I want to major in mathematics but I hear its very hard, and takes alot of studying. I'm struggling n calculus even though i'm teaching myself. How hard is it and what are the people who major in it like (i guess stereotypical speaking)


----------



## LittleBearBrah (Feb 2, 2011)

I was majoring in Applied Math, and yes it's very hard. Calculus is the easiest college level math class imo and not very indicative of what you will face in the future, although it will be utilized. I'm switching to Statistics because higher level math requires an intensive application of individual logic and proofs (I hate proofs). The average GPA of math majors in my University is 2.8 (in the best public institution in the U.S.) and even achieving those kind of grades in University Math classes takes incredible amount of hard work and studying. Those that do better, typically spend most of their day studying and/or getting help from tutors and instructors. If you love math and are willing to work very very hard, then by all means go for it. 
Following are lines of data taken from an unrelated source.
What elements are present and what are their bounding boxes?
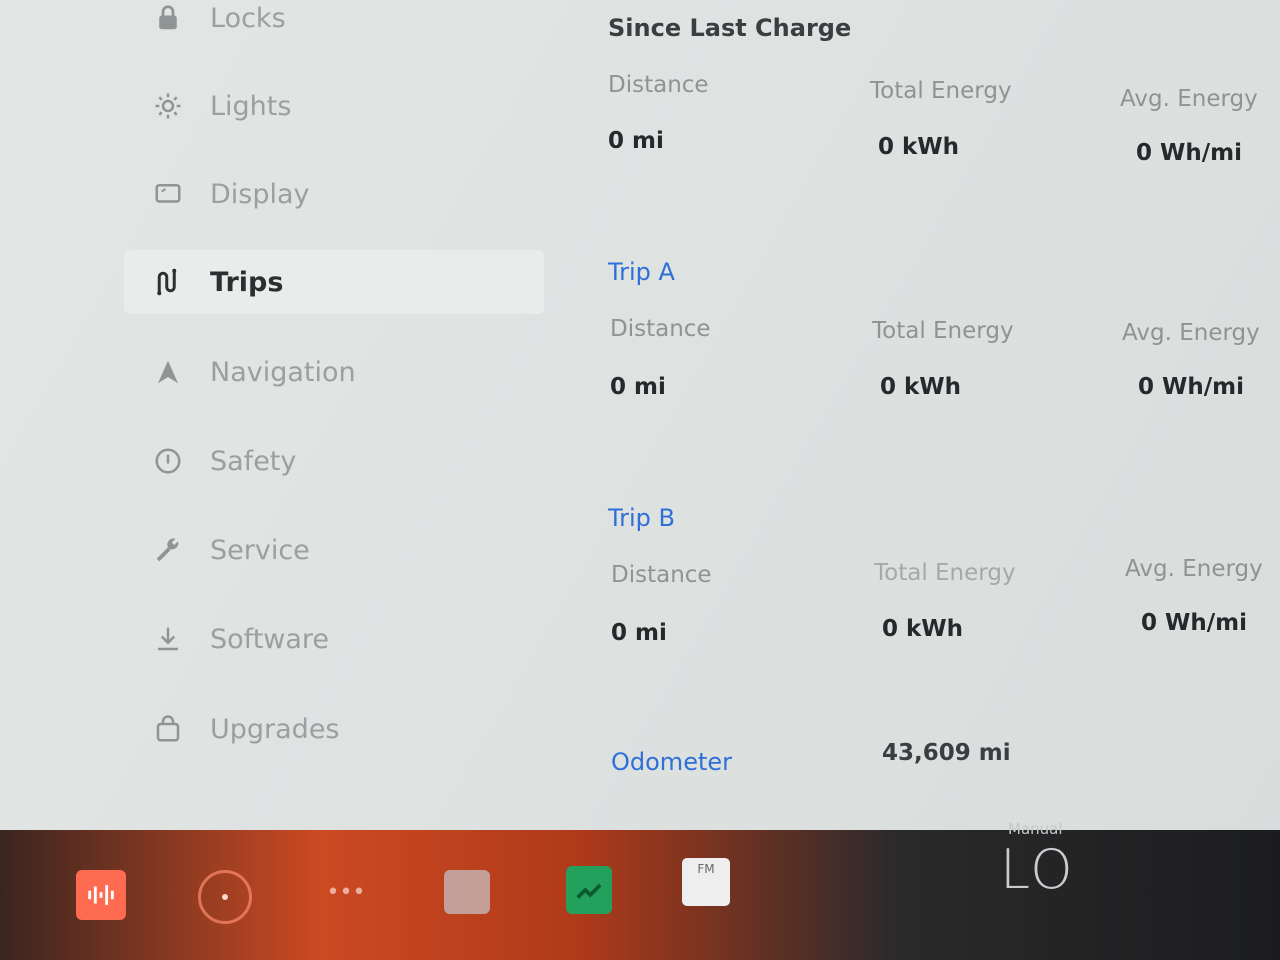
odometer-value: 43,609 mi — [882, 740, 1011, 766]
card-app-icon[interactable] — [444, 870, 490, 914]
total-energy-label: Total Energy — [870, 78, 1012, 104]
display-icon — [148, 174, 188, 214]
download-icon — [148, 619, 188, 659]
sidebar-item-label: Service — [210, 534, 310, 566]
sidebar-item-safety[interactable]: Safety — [124, 429, 544, 493]
total-energy-label: Total Energy — [872, 318, 1014, 344]
sidebar-item-label: Safety — [210, 445, 297, 477]
avg-energy-label: Avg. Energy — [1125, 556, 1263, 582]
sidebar-item-label: Lights — [210, 90, 292, 122]
chart-app-icon[interactable] — [566, 866, 612, 914]
sidebar-item-navigation[interactable]: Navigation — [124, 340, 544, 404]
distance-label: Distance — [608, 72, 709, 98]
sidebar-item-service[interactable]: Service — [124, 518, 544, 582]
section-title-since-last-charge: Since Last Charge — [608, 14, 852, 42]
distance-value: 0 mi — [610, 374, 666, 400]
radio-app-label: FM — [697, 862, 715, 876]
total-energy-value: 0 kWh — [878, 134, 960, 160]
climate-mode-label: Manual — [1008, 820, 1063, 838]
sidebar-item-software[interactable]: Software — [124, 607, 544, 671]
avg-energy-label: Avg. Energy — [1122, 320, 1260, 346]
sidebar-item-upgrades[interactable]: Upgrades — [124, 697, 544, 761]
sidebar-item-label: Software — [210, 623, 330, 655]
distance-value: 0 mi — [611, 620, 667, 646]
lock-icon — [148, 0, 188, 38]
sidebar-item-label: Trips — [210, 266, 284, 298]
taskbar: ••• FM — [0, 830, 1280, 960]
sidebar-item-locks[interactable]: Locks — [124, 0, 544, 50]
more-apps-icon[interactable]: ••• — [322, 880, 370, 905]
sidebar-item-lights[interactable]: Lights — [124, 74, 544, 138]
total-energy-value: 0 kWh — [882, 616, 964, 642]
audio-app-icon[interactable] — [76, 870, 126, 920]
sidebar-item-display[interactable]: Display — [124, 162, 544, 226]
sidebar-item-label: Display — [210, 178, 310, 210]
sidebar-item-label: Locks — [210, 2, 286, 34]
bag-icon — [148, 709, 188, 749]
avg-energy-value: 0 Wh/mi — [1141, 610, 1248, 636]
avg-energy-value: 0 Wh/mi — [1138, 374, 1245, 400]
wrench-icon — [148, 530, 188, 570]
distance-label: Distance — [611, 562, 712, 588]
sidebar-item-label: Navigation — [210, 356, 356, 388]
sun-icon — [148, 86, 188, 126]
avg-energy-label: Avg. Energy — [1120, 86, 1258, 112]
section-title-trip-b[interactable]: Trip B — [608, 504, 675, 532]
distance-label: Distance — [610, 316, 711, 342]
total-energy-value: 0 kWh — [880, 374, 962, 400]
sidebar-item-trips[interactable]: Trips — [124, 250, 544, 314]
section-title-trip-a[interactable]: Trip A — [608, 258, 675, 286]
trips-panel: Since Last Charge Distance Total Energy … — [580, 0, 1280, 830]
safety-icon — [148, 441, 188, 481]
radio-app-icon[interactable]: FM — [682, 858, 730, 906]
avg-energy-value: 0 Wh/mi — [1136, 140, 1243, 166]
navigation-icon — [148, 352, 188, 392]
camera-app-icon[interactable] — [198, 870, 252, 924]
trips-icon — [148, 262, 188, 302]
distance-value: 0 mi — [608, 128, 664, 154]
climate-temperature[interactable]: LO — [1000, 838, 1075, 901]
total-energy-label: Total Energy — [874, 560, 1016, 586]
sidebar-item-label: Upgrades — [210, 713, 340, 745]
odometer-label: Odometer — [611, 748, 732, 776]
settings-sidebar: Locks Lights Display Trips Navigation Sa… — [0, 0, 560, 830]
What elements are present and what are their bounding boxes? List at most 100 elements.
I have little to now love for math or any other discipline for that matter, but I feel statistics is more computational (which I do somewhat enjoy computation) rather purely theoretical like some of this higher level math crap. 

BTW I've only taken 3 higher level math courses Linear Algebra, Abstract Algebra, and Numerical Analysis and I hated every single class having been duped by Calculus 1,2, and 3 into thinking math was fun.


----------



## Ape in space (May 31, 2010)

My degree was in physics / applied mathematics, but I also took a bunch of pure math courses because I had a bunch of electives (long story). So taking into account those courses plus some of the courses from applied math, I did about half the courses required for a math major. What I can say is that it is a lot of work, but it is doable as long as you are motivated to do it. Actually that's the number 1 thing for physics and mathematics: your performance is very dependent on how much excitement you have for the subject. If you have this motivation, you can get through the work, but if you're depressed and unmotivated, it is very difficult. And yes, the courses in pure math get very abstract and theoretical, so you should make sure this is the kind of thing you like before you get into it. There's also the option of applied mathematics if you think you prefer keeping some contact with the real world rather than the more abstract stuff.


----------



## meepie (Jun 20, 2010)

I was a math major, and it did get tougher as I got in the higher level courses but they were enjoyable. Try taking a proof course like theoretical calculus and see if you like it. The people who major in it are just like anyone else who goes to college.

If you are looking for a job, minor in something that you can apply your degree to. For example, computer science, finance, or engineering.


----------